Молодая женщина в теплом платке и вывернутом на зеленую сторону китайском пуховике, вдела руки в лямки рюкзака, утрясла его на спине и, взяв в каждую руку по хозяйственной сумке, уверенно пошла вдоль улицы. Следом за ней от автобусной остановки поспешала какая-то толстая бабка с тележкой-рюкзаком.
— Милая! — позвала бабка, обращаясь к идущей впереди молодке. — Тебя не Люба звать, случайно?
— Люба… — нехотя отозвалась молодая.
— Не Потапова, случайно? Не Ивана Сергеича дочка? Люба остановилась, подождала бабку, присмотрелась:
— Тетя Катя? Корешкова?
— Ну, ну! — закивала бабка, радостно моргая. — Корешкова! А тебя-то я давненько не видела! Не сразу и узнала…
— Я тоже не узнала, пока ты близко не подошла.
— Сколько ж ты сюда не заезжала?
— Давно, тетя Катя, лет десять, кажется. С тех пор, как мама умерла.
— И что ж ты так? Неужто времени не находила? Хоть бы в отпуск летом приехала…
— Да у меня, тетя Катя, все отпуска зимой были. А теперь вот без работы осталась.
— Ох ты! — испуганно воскликнула тетя Катя. — Выгнали, что ли? Начальству не уноровила?
— Вроде так. Под сокращение попала.
— А ты где работала-то?
— Последнее время в ларьке торговала, — неохотно ответила Люба.
— И много платили? — полюбопытствовала бабка.
— Миллион, — усмехнулась Люба, — с копейками.
— Ух ты! — позавидовала тетя Катя. — Небось жалко было с такой работы увольняться?
— Не то слово, — проворчала Люба, явно желая поскорее отвязаться от настырной старухи.

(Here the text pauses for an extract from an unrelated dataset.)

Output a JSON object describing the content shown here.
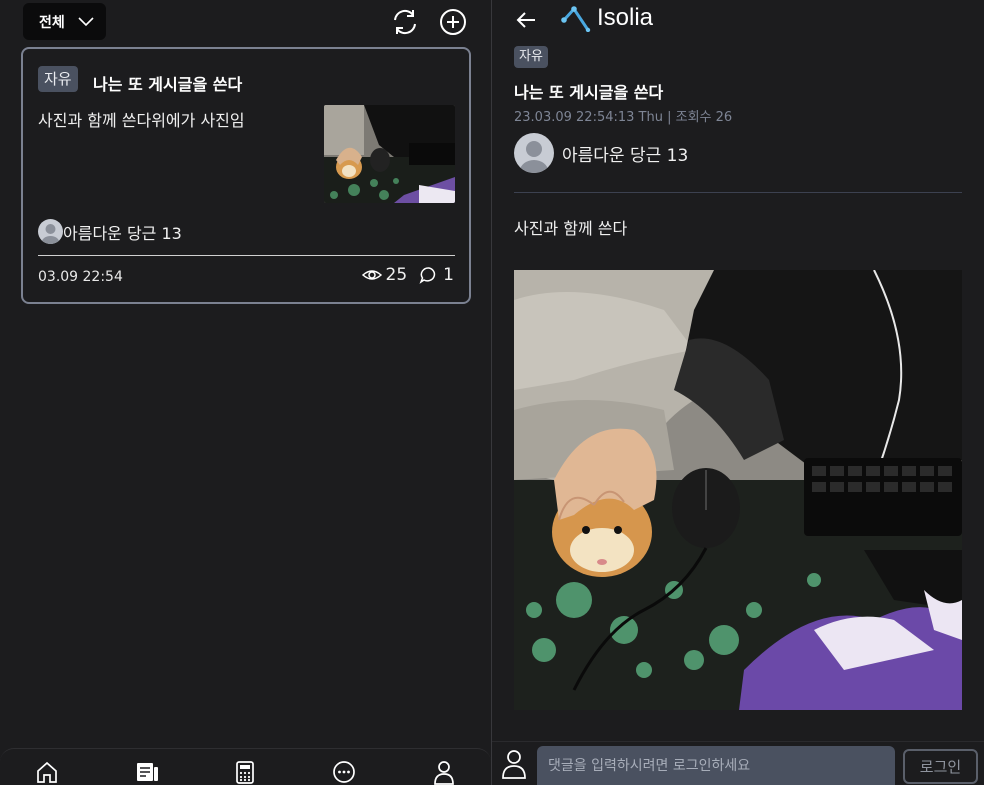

— А ты сейчас куда? Неужто в Марфутки?
— Пойду проведаю.
— Да там, поди, и нет никого. Летом-то, сей год, и то народу мало было. А сейчас так и вовсе пусто.
— Дом-то наш стоит?
— Стоит. Заколоченный. Вещей-то, не знаю, осталось ли чего. Но сам-то дом не растащили. А вот Васениных уже раскатали. У них, слышь ты, Санек где-то на югах теперь живет, сюда поболе твоего не бывал. Ну а какой-то проныра увидел, что дом крепкий, раскатал в зиму, да и вывез. Прямо целиком. Другие поободрали только, а ваш так стоит. Гладышевых дом тоже стоит. Только они его Тоньке Аверьяновой продали, как та погорела. А Тонька-то уж третий год как померла. Петька продал. Шебутной этот, тюремщик. Говорят, расстреляли его за убийства. А может, и врут, не знаю… Ты-то видала его, нет? Люба досадливо мотнула головой.
— Нет, не видала. Значит, померла тетя Тоня?

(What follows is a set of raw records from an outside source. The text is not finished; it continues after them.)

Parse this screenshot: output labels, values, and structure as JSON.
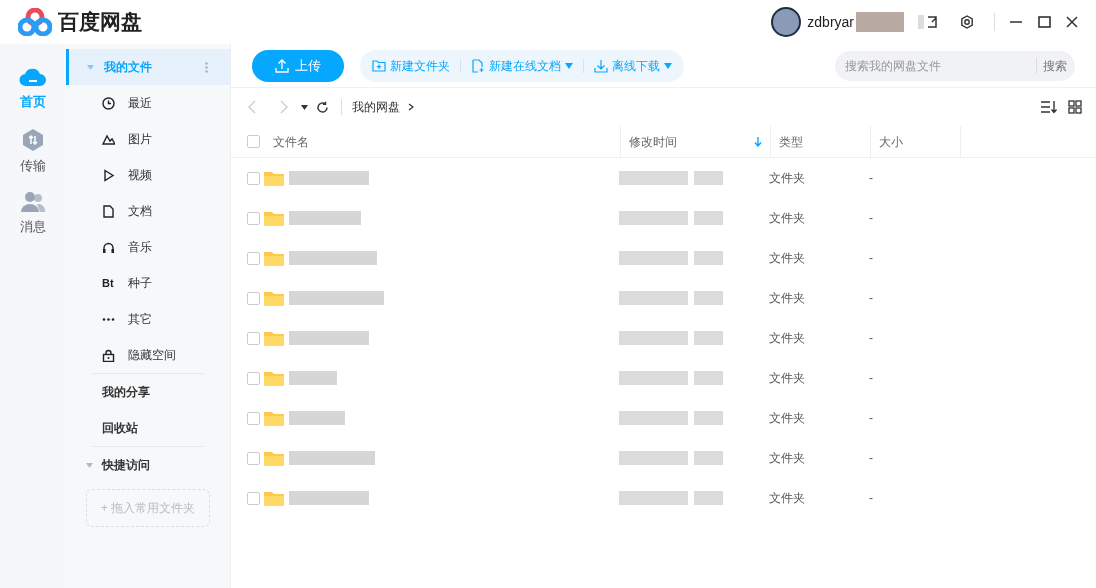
{
  "app": {
    "title": "百度网盘"
  },
  "user": {
    "name": "zdbryar",
    "name_redacted": true
  },
  "nav": [
    {
      "label": "首页",
      "kind": "cloud",
      "selected": true
    },
    {
      "label": "传输",
      "kind": "transfer",
      "selected": false
    },
    {
      "label": "消息",
      "kind": "people",
      "selected": false
    }
  ],
  "sidebar": {
    "section": {
      "label": "我的文件",
      "expanded": true,
      "selected": true
    },
    "items": [
      {
        "label": "最近",
        "kind": "clock"
      },
      {
        "label": "图片",
        "kind": "image"
      },
      {
        "label": "视频",
        "kind": "play"
      },
      {
        "label": "文档",
        "kind": "doc"
      },
      {
        "label": "音乐",
        "kind": "headphones"
      },
      {
        "label": "种子",
        "kind": "text",
        "icon_text": "Bt"
      },
      {
        "label": "其它",
        "kind": "dots"
      },
      {
        "label": "隐藏空间",
        "kind": "lock"
      }
    ],
    "links": [
      {
        "label": "我的分享"
      },
      {
        "label": "回收站"
      }
    ],
    "quick": {
      "label": "快捷访问",
      "expanded": true,
      "drop_hint": "+ 拖入常用文件夹"
    }
  },
  "toolbar": {
    "upload": "上传",
    "actions": [
      {
        "label": "新建文件夹",
        "kind": "folder-plus",
        "dropdown": false
      },
      {
        "label": "新建在线文档",
        "kind": "doc-plus",
        "dropdown": true
      },
      {
        "label": "离线下载",
        "kind": "download",
        "dropdown": true
      }
    ],
    "search": {
      "placeholder": "搜索我的网盘文件",
      "button": "搜索"
    }
  },
  "breadcrumb": [
    {
      "label": "我的网盘"
    }
  ],
  "table": {
    "all_checked": false,
    "columns": [
      {
        "label": "文件名",
        "sorted": false
      },
      {
        "label": "修改时间",
        "sorted": true
      },
      {
        "label": "类型",
        "sorted": false
      },
      {
        "label": "大小",
        "sorted": false
      }
    ],
    "rows": [
      {
        "name_redacted": true,
        "time_redacted": true,
        "type": "文件夹",
        "size": "-",
        "checked": false
      },
      {
        "name_redacted": true,
        "time_redacted": true,
        "type": "文件夹",
        "size": "-",
        "checked": false
      },
      {
        "name_redacted": true,
        "time_redacted": true,
        "type": "文件夹",
        "size": "-",
        "checked": false
      },
      {
        "name_redacted": true,
        "time_redacted": true,
        "type": "文件夹",
        "size": "-",
        "checked": false
      },
      {
        "name_redacted": true,
        "time_redacted": true,
        "type": "文件夹",
        "size": "-",
        "checked": false
      },
      {
        "name_redacted": true,
        "time_redacted": true,
        "type": "文件夹",
        "size": "-",
        "checked": false
      },
      {
        "name_redacted": true,
        "time_redacted": true,
        "type": "文件夹",
        "size": "-",
        "checked": false
      },
      {
        "name_redacted": true,
        "time_redacted": true,
        "type": "文件夹",
        "size": "-",
        "checked": false
      },
      {
        "name_redacted": true,
        "time_redacted": true,
        "type": "文件夹",
        "size": "-",
        "checked": false
      }
    ]
  }
}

— Померла, царствие небесное. Лечила всех, лечила, а сама себя не вылечила. Внучка ее два лета приезжала, может, и на это приедет. А сына с невесткой давно не бывало. У них под городом дача, сюда не ездят.
— Понятно, — сказала Люба, — значит, нет никого в Марфутках?

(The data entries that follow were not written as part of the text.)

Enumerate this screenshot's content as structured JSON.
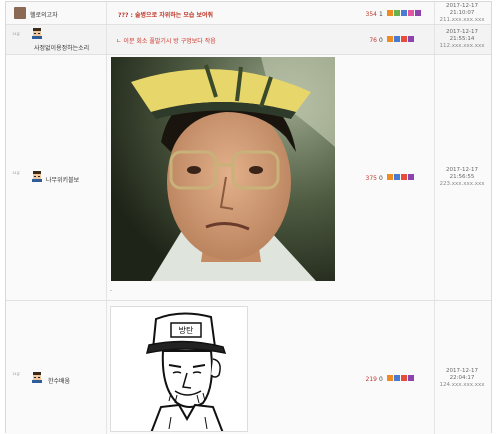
{
  "rows": [
    {
      "nickname": "헬로의고자",
      "title": "??? : 술병으로 자위하는 모습 보여줘",
      "recommend": "354",
      "comments": "1",
      "date": "2017-12-17",
      "time": "21:10:07",
      "ip": "211.xxx.xxx.xxx"
    },
    {
      "badge": "14살",
      "nickname": "사정없이용정하는소리",
      "title": "ㄴ 이분 회소 풀발기시 방 구멍보다 작음",
      "recommend": "76",
      "comments": "0",
      "date": "2017-12-17",
      "time": "21:55:14",
      "ip": "112.xxx.xxx.xxx"
    },
    {
      "badge": "14살",
      "nickname": "나무위키블보",
      "recommend": "375",
      "comments": "0",
      "date": "2017-12-17",
      "time": "21:56:55",
      "ip": "223.xxx.xxx.xxx",
      "extra": "."
    },
    {
      "badge": "14살",
      "nickname": "한수배움",
      "cap_text": "방탄",
      "recommend": "219",
      "comments": "0",
      "date": "2017-12-17",
      "time": "22:04:17",
      "ip": "124.xxx.xxx.xxx"
    }
  ],
  "colors": {
    "title_red": "#c0392b",
    "reply_red": "#d0352b",
    "btn_orange": "#f08a24",
    "btn_green": "#6ab04c",
    "btn_blue": "#4a7bd0",
    "btn_purple": "#8e44ad",
    "btn_red": "#e74c3c",
    "btn_pink": "#e056a0"
  }
}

— А кому ж там быть? Тонька последняя была. Летом только из Сидорове приезжают да из города. А зимой туда и тропы нет. Дорога только до фермы доезжена. Там летом какие-то городские чего-то ладить взялись.
— Пришли мы, теть Кать, — напомнила бабке Люба. — Ты ведь здесь живешь?
— Здесь, Любаня, здесь… Так ты чего, взаправду в Марфутки собралась? Не ходи. Не трави душу зря. Лучше у меня оставайся. Все равно там и печь не затопить небось. Меня-то ты не стеснишь, не сомневайся. Одна живу. Старший в Ленинграде обосновался, женился опять, молодую взял, лет на десять разницы. Но три года не бывал, добро хоть письма шлет да посылки изредка, Младший развелся, в Сидорове устроился, на ДОКе.
— Он, что ли, лыжи оставил? — спросила Люба, указывая на пару потертых «Эстонии» с металлическими палками, стоящих на крыльце.